Two Children Killed in Austin Crash, Driver Showed Little Emotion
June 6th, 2024: What happened at 11:21 p.m. on I-35 in Austin, Texas, would become one of the most catastrophic multi-vehicle crashes in recent Texas history.
By the end of it, eighteen vehicles were hit, five people were dead, including two children, and eleven others injured. What made the whole case so peculiar was the driver of the semi-truck; he was calm, too calm.
17 Vehicles. One Semi. Zero Brakes.
The crash happened in a construction zone near Cesar Chavez Street, where three lanes had merged into one. It was late, dark, and most drivers were just waiting to get through the bottleneck.
But witnesses say the 18-wheeler didn’t slow down, not once. It kept barreling forward at high speed, plowing into car after car for nearly a tenth of a mile.
The Man Behind the Wheel: Solomun Weldekeal Araya
According to an arrest affidavit, the driver of the semi was 37-year-old Solomun Weldekeal Araya. Officers on scene noted he appeared.
"drowsy, sluggish, with slow and deliberate movements."
But what stood out most was how relaxed he seemed. Despite the trauma and chaos around him, Araya’s heart rate and blood pressure were low, unusually low for someone who had just been involved in a devastating crash.
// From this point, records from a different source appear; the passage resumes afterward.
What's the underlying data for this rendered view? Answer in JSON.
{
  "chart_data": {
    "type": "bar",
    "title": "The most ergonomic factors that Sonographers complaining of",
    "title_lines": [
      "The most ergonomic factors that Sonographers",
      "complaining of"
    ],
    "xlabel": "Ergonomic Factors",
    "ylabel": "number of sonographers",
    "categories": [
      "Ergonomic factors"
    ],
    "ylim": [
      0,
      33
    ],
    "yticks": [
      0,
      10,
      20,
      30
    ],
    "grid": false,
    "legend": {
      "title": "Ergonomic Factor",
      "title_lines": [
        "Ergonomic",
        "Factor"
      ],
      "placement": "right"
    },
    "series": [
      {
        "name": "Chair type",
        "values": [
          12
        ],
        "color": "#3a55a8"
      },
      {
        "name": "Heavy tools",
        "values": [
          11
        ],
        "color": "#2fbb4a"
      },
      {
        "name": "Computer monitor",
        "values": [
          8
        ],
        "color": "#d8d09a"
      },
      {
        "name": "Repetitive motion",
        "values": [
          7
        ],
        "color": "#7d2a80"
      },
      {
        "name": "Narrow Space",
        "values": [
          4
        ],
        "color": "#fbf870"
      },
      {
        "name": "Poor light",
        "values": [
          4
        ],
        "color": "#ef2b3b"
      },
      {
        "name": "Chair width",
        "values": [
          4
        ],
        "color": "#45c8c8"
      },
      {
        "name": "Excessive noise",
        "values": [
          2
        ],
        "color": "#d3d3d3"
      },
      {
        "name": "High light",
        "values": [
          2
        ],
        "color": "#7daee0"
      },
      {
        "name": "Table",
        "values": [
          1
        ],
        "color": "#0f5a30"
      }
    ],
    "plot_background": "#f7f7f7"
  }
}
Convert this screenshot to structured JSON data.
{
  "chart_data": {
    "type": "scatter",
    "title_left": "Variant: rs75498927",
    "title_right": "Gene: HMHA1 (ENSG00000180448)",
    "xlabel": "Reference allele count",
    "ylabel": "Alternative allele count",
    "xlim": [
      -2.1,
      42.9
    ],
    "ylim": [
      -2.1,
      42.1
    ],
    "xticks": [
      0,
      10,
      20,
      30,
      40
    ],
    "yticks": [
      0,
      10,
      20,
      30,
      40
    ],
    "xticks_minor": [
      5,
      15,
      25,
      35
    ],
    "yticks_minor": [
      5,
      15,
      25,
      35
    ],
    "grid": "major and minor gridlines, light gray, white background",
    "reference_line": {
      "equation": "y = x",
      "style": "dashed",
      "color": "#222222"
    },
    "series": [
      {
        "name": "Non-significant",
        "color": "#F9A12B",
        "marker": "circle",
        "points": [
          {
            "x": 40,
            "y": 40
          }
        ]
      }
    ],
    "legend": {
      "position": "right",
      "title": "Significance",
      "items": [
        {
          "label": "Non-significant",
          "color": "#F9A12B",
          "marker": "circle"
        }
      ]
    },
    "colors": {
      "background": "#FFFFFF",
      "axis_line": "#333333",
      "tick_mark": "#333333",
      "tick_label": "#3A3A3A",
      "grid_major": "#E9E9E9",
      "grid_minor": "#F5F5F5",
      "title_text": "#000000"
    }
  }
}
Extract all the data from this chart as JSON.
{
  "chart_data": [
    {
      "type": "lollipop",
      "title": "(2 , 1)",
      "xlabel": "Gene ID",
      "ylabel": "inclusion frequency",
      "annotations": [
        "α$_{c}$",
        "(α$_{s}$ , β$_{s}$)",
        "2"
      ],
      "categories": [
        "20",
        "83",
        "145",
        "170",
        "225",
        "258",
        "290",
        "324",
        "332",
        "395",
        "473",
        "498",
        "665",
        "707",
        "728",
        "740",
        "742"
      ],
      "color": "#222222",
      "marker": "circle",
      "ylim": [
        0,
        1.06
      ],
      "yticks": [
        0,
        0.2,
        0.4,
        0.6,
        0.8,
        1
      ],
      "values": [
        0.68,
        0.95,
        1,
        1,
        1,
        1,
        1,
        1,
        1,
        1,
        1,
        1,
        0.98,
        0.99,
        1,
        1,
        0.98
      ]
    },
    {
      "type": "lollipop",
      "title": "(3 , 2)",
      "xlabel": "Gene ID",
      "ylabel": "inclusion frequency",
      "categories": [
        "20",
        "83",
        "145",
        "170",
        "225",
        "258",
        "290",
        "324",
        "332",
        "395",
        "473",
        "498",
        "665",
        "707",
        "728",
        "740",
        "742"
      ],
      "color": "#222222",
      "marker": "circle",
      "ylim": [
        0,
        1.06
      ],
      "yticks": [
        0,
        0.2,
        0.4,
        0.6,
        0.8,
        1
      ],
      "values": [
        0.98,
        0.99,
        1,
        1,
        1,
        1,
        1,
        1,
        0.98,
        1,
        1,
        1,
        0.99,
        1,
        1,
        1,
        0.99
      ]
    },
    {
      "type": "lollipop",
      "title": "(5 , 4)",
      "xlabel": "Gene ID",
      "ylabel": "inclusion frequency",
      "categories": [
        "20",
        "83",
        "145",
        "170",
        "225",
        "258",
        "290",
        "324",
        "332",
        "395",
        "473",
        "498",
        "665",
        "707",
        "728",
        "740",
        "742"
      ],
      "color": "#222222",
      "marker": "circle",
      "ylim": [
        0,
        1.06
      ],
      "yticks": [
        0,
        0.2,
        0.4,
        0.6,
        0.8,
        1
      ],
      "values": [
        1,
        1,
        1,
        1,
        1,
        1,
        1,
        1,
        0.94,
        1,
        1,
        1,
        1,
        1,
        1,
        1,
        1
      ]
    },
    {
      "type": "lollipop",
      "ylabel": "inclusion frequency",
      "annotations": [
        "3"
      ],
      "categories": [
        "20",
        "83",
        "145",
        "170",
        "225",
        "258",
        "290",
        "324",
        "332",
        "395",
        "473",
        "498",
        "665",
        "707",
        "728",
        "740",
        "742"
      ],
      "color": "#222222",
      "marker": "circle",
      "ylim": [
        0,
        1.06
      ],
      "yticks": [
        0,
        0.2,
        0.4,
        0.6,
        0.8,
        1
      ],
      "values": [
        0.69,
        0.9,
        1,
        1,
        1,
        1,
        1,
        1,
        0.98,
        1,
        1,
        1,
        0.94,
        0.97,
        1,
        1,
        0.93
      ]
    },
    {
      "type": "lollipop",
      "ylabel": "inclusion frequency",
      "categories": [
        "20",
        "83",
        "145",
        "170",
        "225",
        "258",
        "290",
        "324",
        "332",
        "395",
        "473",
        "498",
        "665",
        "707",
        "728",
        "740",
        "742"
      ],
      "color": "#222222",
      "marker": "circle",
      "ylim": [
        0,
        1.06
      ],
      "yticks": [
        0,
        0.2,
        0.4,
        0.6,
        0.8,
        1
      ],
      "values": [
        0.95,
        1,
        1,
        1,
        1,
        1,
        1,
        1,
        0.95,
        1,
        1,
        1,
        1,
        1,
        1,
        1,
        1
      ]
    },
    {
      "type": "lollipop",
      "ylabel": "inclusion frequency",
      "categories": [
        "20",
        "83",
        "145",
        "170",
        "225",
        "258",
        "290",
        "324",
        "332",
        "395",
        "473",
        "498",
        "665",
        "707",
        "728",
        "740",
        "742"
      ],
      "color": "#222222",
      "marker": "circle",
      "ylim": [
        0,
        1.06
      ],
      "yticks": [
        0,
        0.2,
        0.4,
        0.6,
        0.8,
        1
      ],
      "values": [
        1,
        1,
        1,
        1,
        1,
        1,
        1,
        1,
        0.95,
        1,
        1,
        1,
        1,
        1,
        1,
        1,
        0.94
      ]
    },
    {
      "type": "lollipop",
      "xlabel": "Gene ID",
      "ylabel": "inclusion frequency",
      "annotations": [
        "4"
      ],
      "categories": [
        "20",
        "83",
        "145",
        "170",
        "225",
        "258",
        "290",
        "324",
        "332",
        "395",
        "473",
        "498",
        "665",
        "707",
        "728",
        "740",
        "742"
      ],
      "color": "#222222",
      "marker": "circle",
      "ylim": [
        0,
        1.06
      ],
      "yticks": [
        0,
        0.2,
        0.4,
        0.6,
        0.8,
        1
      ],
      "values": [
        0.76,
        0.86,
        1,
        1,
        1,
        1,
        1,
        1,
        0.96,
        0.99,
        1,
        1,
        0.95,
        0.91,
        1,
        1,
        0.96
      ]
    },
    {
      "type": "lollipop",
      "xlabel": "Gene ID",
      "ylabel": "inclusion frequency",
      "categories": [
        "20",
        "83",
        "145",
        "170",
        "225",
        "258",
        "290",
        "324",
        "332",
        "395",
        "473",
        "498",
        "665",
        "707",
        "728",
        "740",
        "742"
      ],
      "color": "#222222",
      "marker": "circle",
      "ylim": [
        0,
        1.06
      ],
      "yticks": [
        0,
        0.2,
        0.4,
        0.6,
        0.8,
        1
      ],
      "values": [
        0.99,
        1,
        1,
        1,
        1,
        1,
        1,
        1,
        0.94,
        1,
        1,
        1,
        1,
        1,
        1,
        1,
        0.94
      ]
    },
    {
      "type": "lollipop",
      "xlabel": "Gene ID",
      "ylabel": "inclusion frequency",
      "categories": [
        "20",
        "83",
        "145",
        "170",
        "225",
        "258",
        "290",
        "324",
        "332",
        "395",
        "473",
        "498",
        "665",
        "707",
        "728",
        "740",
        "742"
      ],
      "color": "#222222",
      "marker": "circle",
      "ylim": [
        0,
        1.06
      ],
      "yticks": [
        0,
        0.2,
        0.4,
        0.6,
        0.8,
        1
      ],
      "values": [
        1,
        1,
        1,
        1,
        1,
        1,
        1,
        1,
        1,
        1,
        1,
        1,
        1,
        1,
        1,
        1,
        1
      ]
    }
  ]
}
That raised a major red flag.
When questioned, Araya blamed the brakes. He told officers they failed, but a mechanical inspection proved otherwise. The brakes were working just fine.
Under the Influence
Austin Police’s Impaired Driving Investigation Unit conducted field sobriety tests on Araya. According to the affidavit, he failed everyone.
Officers determined Araya was under the influence of central nervous system depressants, substances that slow the communication between the brain and body. These can include prescription sedatives, anti-anxiety meds, or other impairing drugs.
Investigators said his physiological state matched the signs: droopy eyelids, slowed reflexes, and a calm demeanor out of sync with the devastation surrounding him.
It’s important to note: no toxicology results were released at the time of writing. But the arrest affidavit points heavily toward drug impairment.
This wasn’t Araya’s first incident behind the wheel. Public records show he had prior violations as a commercial driver, including hazardous moving violations.
The Victims
Four of the five people killed were in a single car. One firefighter described the wreckage as "an unrecognizable crumpled mess." It didn’t look like a car anymore; it was just a compacted mess of metal and glass.
Sadly, two killed in the crash children under the age of 12. At least one of them had been asleep in the back seat. Their names haven’t been released publicly. But their families are left with the kind of hole no courtroom verdict can ever truly fill.

The Charges
Solomun Weldekeal Araya has been charged with multiple counts of intoxication manslaughter. If convicted, he faces decades behind bars.
The investigation is ongoing, and the legal process is expected to unfold over the coming year. But for the families impacted, justice will likely never feel like enough.
How Did This Happen?
What happened on I-35 that night wasn’t just a crash. It was a combination of red flags ignored, regulations dodged, and a driver whose decisions will haunt more than just his own life.
How did a driver with past violations, impaired judgment, and no braking reaction get behind the wheel of a commercial vehicle that night?